As Morgan Stanley’s equity strategist, Michael Wilson, writes today “this is the most extreme this metric has ever been, including the tech bubble of the late 1990s. This doesn’t have to correct itself immediately but it is an unsustainable development in our view especially if net income concentration doesn’t keep pace.” We also know how this “unsustainable development” came to be: as he cautions, “this divergence is the result of the extraordinary liquidity being provided by the world’s central banks, which is flowing to the most liquid and largest names in the S&P 500. This also recalls 1999, when the Fed expanded its balance sheet at the end of the year and early in 2000 as a precaution against Y2K disruption.”
In other words, not only is it “not different this time“, but the entire market is stating to resemble the euphoria last seen just before the dot com bubble. And we all have the Fed to thank for it.
It gets better: with Michael Wilson clearly getting very angry client emails, especially following his downgrade of the “tech” sector last summer (take one look at the Nasdaq since last July to see why said clients may be mad), the MS strategist decided to take out his frustration at the Fed, pointing out what has been obvious to our readers ever since, oh… 2009, to wit: “we continue to view central bank activity as an important driver of asset prices in the near term given the lackluster improvement in earnings revisions.” Well, about time, Michael, about time. What next: you will admit to reading tinfoil fringe blogs that have blamed the Fed of doing just the for the past 11 years?
So what finally sparked Wilson’s Eureka moment? It appears, the answer is the chart below, which shows that “an unprecedented divergence has opened up between the y/y change in the S&P 500 and earnings revisions breadth.”
But what if it’s just sour grapes, and S&P earnings are indeed set to blast off? After all, as we showed yesterday, the market is already pricing in the biggest economic recovery (or at least ISM surge) since the financial crisis.
Indeed, Wilson gives some credence to this view, noting that “as for earnings, our work is also starting to show some signs of bottoming in the growth rate for the S&P 500 while small/mid caps are still struggling with deteriorating operating leverage.
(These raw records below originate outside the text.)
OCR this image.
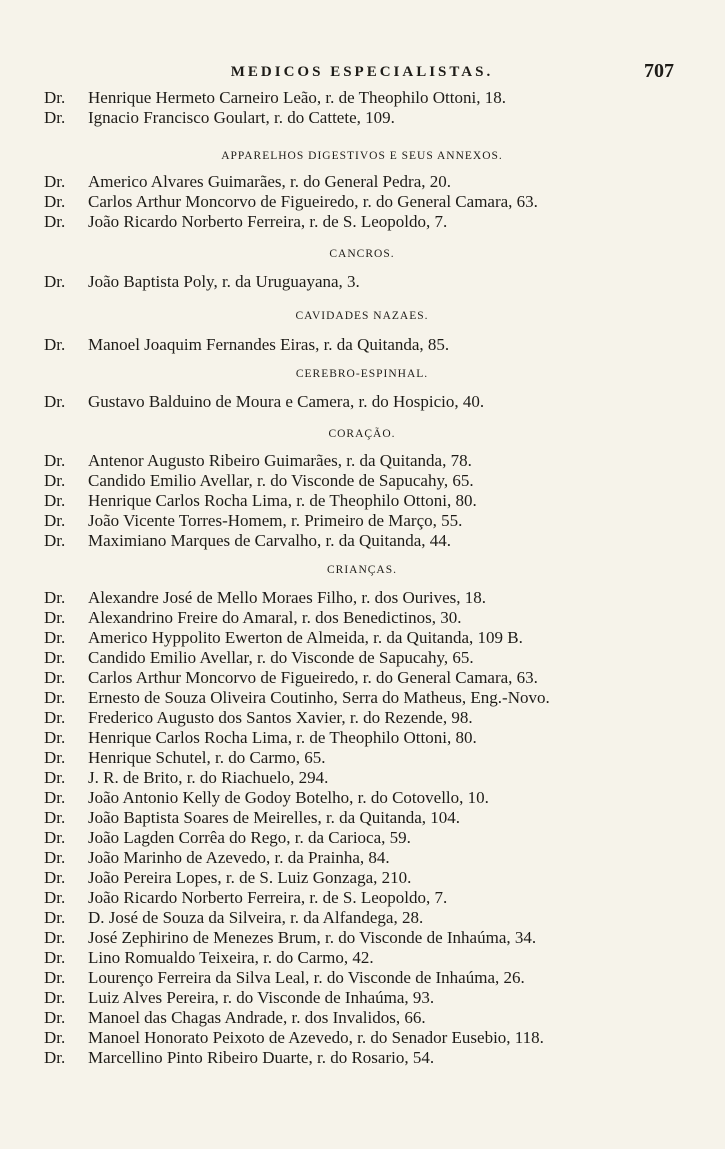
MEDICOS ESPECIALISTAS.	707
Dr. Henrique Hermeto Carneiro Leão, r. de Theophilo Ottoni, 18.
Dr. Ignacio Francisco Goulart, r. do Cattete, 109.
APPARELHOS DIGESTIVOS E SEUS ANNEXOS.
Dr. Americo Alvares Guimarães, r. do General Pedra, 20.
Dr. Carlos Arthur Moncorvo de Figueiredo, r. do General Camara, 63.
Dr. João Ricardo Norberto Ferreira, r. de S. Leopoldo, 7.
CANCROS.
Dr. João Baptista Poly, r. da Uruguayana, 3.
CAVIDADES NAZAES.
Dr. Manoel Joaquim Fernandes Eiras, r. da Quitanda, 85.
CEREBRO-ESPINHAL.
Dr. Gustavo Balduino de Moura e Camera, r. do Hospicio, 40.
CORAÇÃO.
Dr. Antenor Augusto Ribeiro Guimarães, r. da Quitanda, 78.
Dr. Candido Emilio Avellar, r. do Visconde de Sapucahy, 65.
Dr. Henrique Carlos Rocha Lima, r. de Theophilo Ottoni, 80.
Dr. João Vicente Torres-Homem, r. Primeiro de Março, 55.
Dr. Maximiano Marques de Carvalho, r. da Quitanda, 44.
CRIANÇAS.
Dr. Alexandre José de Mello Moraes Filho, r. dos Ourives, 18.
Dr. Alexandrino Freire do Amaral, r. dos Benedictinos, 30.
Dr. Americo Hyppolito Ewerton de Almeida, r. da Quitanda, 109 B.
Dr. Candido Emilio Avellar, r. do Visconde de Sapucahy, 65.
Dr. Carlos Arthur Moncorvo de Figueiredo, r. do General Camara, 63.
Dr. Ernesto de Souza Oliveira Coutinho, Serra do Matheus, Eng.-Novo.
Dr. Frederico Augusto dos Santos Xavier, r. do Rezende, 98.
Dr. Henrique Carlos Rocha Lima, r. de Theophilo Ottoni, 80.
Dr. Henrique Schutel, r. do Carmo, 65.
Dr. J. R. de Brito, r. do Riachuelo, 294.
Dr. João Antonio Kelly de Godoy Botelho, r. do Cotovello, 10.
Dr. João Baptista Soares de Meirelles, r. da Quitanda, 104.
Dr. João Lagden Corrêa do Rego, r. da Carioca, 59.
Dr. João Marinho de Azevedo, r. da Prainha, 84.
Dr. João Pereira Lopes, r. de S. Luiz Gonzaga, 210.
Dr. João Ricardo Norberto Ferreira, r. de S. Leopoldo, 7.
Dr. D. José de Souza da Silveira, r. da Alfandega, 28.
Dr. José Zephirino de Menezes Brum, r. do Visconde de Inhaúma, 34.
Dr. Lino Romualdo Teixeira, r. do Carmo, 42.
Dr. Lourenço Ferreira da Silva Leal, r. do Visconde de Inhaúma, 26.
Dr. Luiz Alves Pereira, r. do Visconde de Inhaúma, 93.
Dr. Manoel das Chagas Andrade, r. dos Invalidos, 66.
Dr. Manoel Honorato Peixoto de Azevedo, r. do Senador Eusebio, 118.
Dr. Marcellino Pinto Ribeiro Duarte, r. do Rosario, 54.
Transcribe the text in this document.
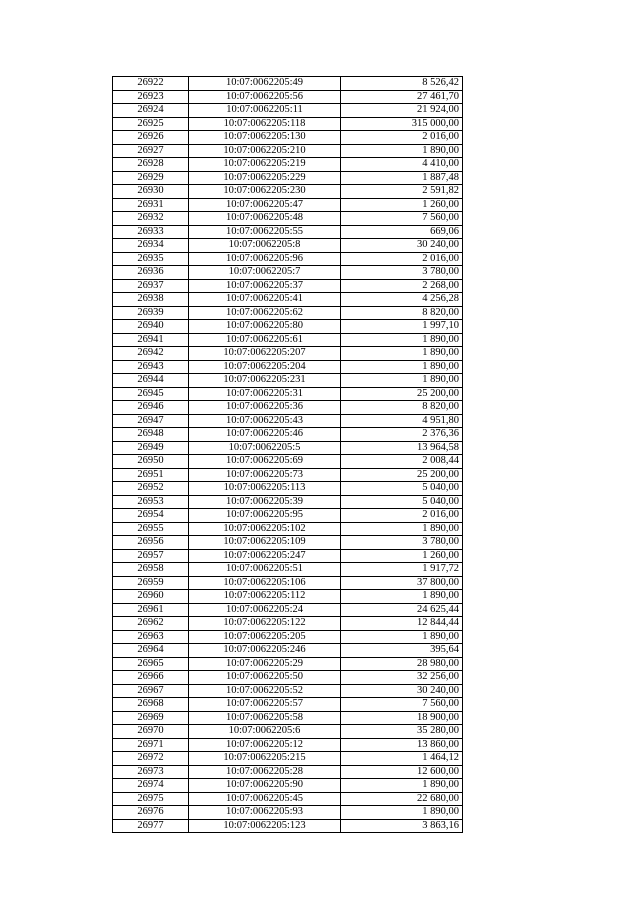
26922	10:07:0062205:49	8 526,42
26923	10:07:0062205:56	27 461,70
26924	10:07:0062205:11	21 924,00
26925	10:07:0062205:118	315 000,00
26926	10:07:0062205:130	2 016,00
26927	10:07:0062205:210	1 890,00
26928	10:07:0062205:219	4 410,00
26929	10:07:0062205:229	1 887,48
26930	10:07:0062205:230	2 591,82
26931	10:07:0062205:47	1 260,00
26932	10:07:0062205:48	7 560,00
26933	10:07:0062205:55	669,06
26934	10:07:0062205:8	30 240,00
26935	10:07:0062205:96	2 016,00
26936	10:07:0062205:7	3 780,00
26937	10:07:0062205:37	2 268,00
26938	10:07:0062205:41	4 256,28
26939	10:07:0062205:62	8 820,00
26940	10:07:0062205:80	1 997,10
26941	10:07:0062205:61	1 890,00
26942	10:07:0062205:207	1 890,00
26943	10:07:0062205:204	1 890,00
26944	10:07:0062205:231	1 890,00
26945	10:07:0062205:31	25 200,00
26946	10:07:0062205:36	8 820,00
26947	10:07:0062205:43	4 951,80
26948	10:07:0062205:46	2 376,36
26949	10:07:0062205:5	13 964,58
26950	10:07:0062205:69	2 008,44
26951	10:07:0062205:73	25 200,00
26952	10:07:0062205:113	5 040,00
26953	10:07:0062205:39	5 040,00
26954	10:07:0062205:95	2 016,00
26955	10:07:0062205:102	1 890,00
26956	10:07:0062205:109	3 780,00
26957	10:07:0062205:247	1 260,00
26958	10:07:0062205:51	1 917,72
26959	10:07:0062205:106	37 800,00
26960	10:07:0062205:112	1 890,00
26961	10:07:0062205:24	24 625,44
26962	10:07:0062205:122	12 844,44
26963	10:07:0062205:205	1 890,00
26964	10:07:0062205:246	395,64
26965	10:07:0062205:29	28 980,00
26966	10:07:0062205:50	32 256,00
26967	10:07:0062205:52	30 240,00
26968	10:07:0062205:57	7 560,00
26969	10:07:0062205:58	18 900,00
26970	10:07:0062205:6	35 280,00
26971	10:07:0062205:12	13 860,00
26972	10:07:0062205:215	1 464,12
26973	10:07:0062205:28	12 600,00
26974	10:07:0062205:90	1 890,00
26975	10:07:0062205:45	22 680,00
26976	10:07:0062205:93	1 890,00
26977	10:07:0062205:123	3 863,16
We will be looking this earnings season for signs of stabilization in margins and areas of pricing power and positive operating leverage. The equity market continues to pay up for quality and is fading cyclicals relative to defensives again as this ratio tests its 200 day moving average.” “In short”, Wilson summarizes, “as equity markets make new highs every week, there is still a defensive undertone that suggests the recovery will be much more modest than 2016-17 and in line with our economists’ forecast.”
Ok, fine: while economic data may have indeed bottomed, does that suggest a meteoric rise in S&P earnings to justify the unprecedented multiple expansion observed in the past year? The answer it appears, is probably not, and Wilson explains why below:
As we head into earnings season,negative revisions have abated which is natural at this time of the quarter. Exhibit 3 shows that revisions during each quarter last year got progressively worse which led to progressively smaller beats (Exhibit 4).
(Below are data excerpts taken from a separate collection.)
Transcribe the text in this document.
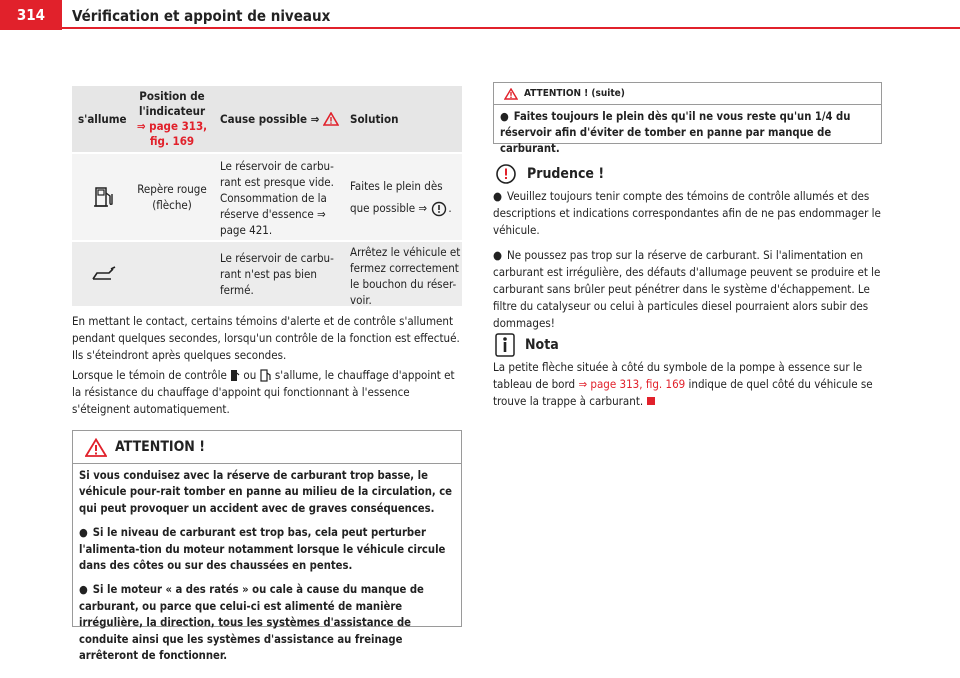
314	Vérification et appoint de niveaux
s'allume
Position de
l'indicateur
⇒ page 313,
fig. 169
Cause possible ⇒	Solution
Repère rouge (flèche)
Le réservoir de carbu-rant est presque vide. Consommation de la réserve d'essence ⇒ page 421.
Faites le plein dès que possible ⇒ .
Le réservoir de carbu-rant n'est pas bien fermé.
Arrêtez le véhicule et fermez correctement le bouchon du réser-voir.
En mettant le contact, certains témoins d'alerte et de contrôle s'allument pendant quelques secondes, lorsqu'un contrôle de la fonction est effectué. Ils s'éteindront après quelques secondes.
Lorsque le témoin de contrôle ou s'allume, le chauffage d'appoint et la résistance du chauffage d'appoint qui fonctionnant à l'essence s'éteignent automatiquement.
ATTENTION !

Si vous conduisez avec la réserve de carburant trop basse, le véhicule pour-rait tomber en panne au milieu de la circulation, ce qui peut provoquer un accident avec de graves conséquences.

● Si le niveau de carburant est trop bas, cela peut perturber l'alimenta-tion du moteur notamment lorsque le véhicule circule dans des côtes ou sur des chaussées en pentes.

● Si le moteur « a des ratés » ou cale à cause du manque de carburant, ou parce que celui-ci est alimenté de manière irrégulière, la direction, tous les systèmes d'assistance de conduite ainsi que les systèmes d'assistance au freinage arrêteront de fonctionner.

ATTENTION ! (suite)
● Faites toujours le plein dès qu'il ne vous reste qu'un 1/4 du réservoir afin d'éviter de tomber en panne par manque de carburant.
Prudence !

● Veuillez toujours tenir compte des témoins de contrôle allumés et des descriptions et indications correspondantes afin de ne pas endommager le véhicule.

● Ne poussez pas trop sur la réserve de carburant. Si l'alimentation en carburant est irrégulière, des défauts d'allumage peuvent se produire et le carburant sans brûler peut pénétrer dans le système d'échappement. Le filtre du catalyseur ou celui à particules diesel pourraient alors subir des dommages!

Nota
La petite flèche située à côté du symbole de la pompe à essence sur le tableau de bord ⇒ page 313, fig. 169 indique de quel côté du véhicule se trouve la trappe à carburant.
Based on the sharp decline of 4Q EPS estimates during last quarter, we expect a beat of approximately 2 percent when 4Q earnings season is finished. This would leave 4Q flat y/y based on the current -1.8% estimate. Hardly exciting, but that would be a slight uptick from 3Q when y/y EPS came in at -0.8% which supports the view that the earnings recession is behind us, at least for the large caps.”
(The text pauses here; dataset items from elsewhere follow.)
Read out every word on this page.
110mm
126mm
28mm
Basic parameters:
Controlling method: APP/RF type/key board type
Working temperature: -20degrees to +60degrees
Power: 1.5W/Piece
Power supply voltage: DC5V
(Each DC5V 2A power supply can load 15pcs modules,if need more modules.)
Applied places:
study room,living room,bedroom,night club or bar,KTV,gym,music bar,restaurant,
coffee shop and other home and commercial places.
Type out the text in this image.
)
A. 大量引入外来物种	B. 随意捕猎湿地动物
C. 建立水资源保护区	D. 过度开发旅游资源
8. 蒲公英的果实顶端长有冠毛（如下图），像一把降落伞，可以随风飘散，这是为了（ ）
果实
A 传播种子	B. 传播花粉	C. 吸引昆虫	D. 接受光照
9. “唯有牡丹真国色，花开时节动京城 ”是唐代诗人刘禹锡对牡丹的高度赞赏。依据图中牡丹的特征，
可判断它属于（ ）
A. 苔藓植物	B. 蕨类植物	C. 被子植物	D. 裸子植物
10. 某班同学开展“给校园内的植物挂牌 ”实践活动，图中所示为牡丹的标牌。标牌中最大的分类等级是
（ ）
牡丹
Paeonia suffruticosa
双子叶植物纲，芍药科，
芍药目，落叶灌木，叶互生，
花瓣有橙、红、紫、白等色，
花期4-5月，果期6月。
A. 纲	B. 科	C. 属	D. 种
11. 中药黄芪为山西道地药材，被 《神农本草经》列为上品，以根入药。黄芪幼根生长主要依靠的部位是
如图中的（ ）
So yes, some good news: after four quarters of declining earnings as the WSJ noted earlier today, earnings are finally bottoming out. Now if only that justified a 30% S&P surge in 2019. To that point, Wilson still thinks 2020 bottom up consensus EPS forecast for the S&P 500 of +9.5% growth is too high “and these numbers will come down.” The question is how much down, and just how much pain will there be as the “Unprecedented Divergence” shown above finally closes.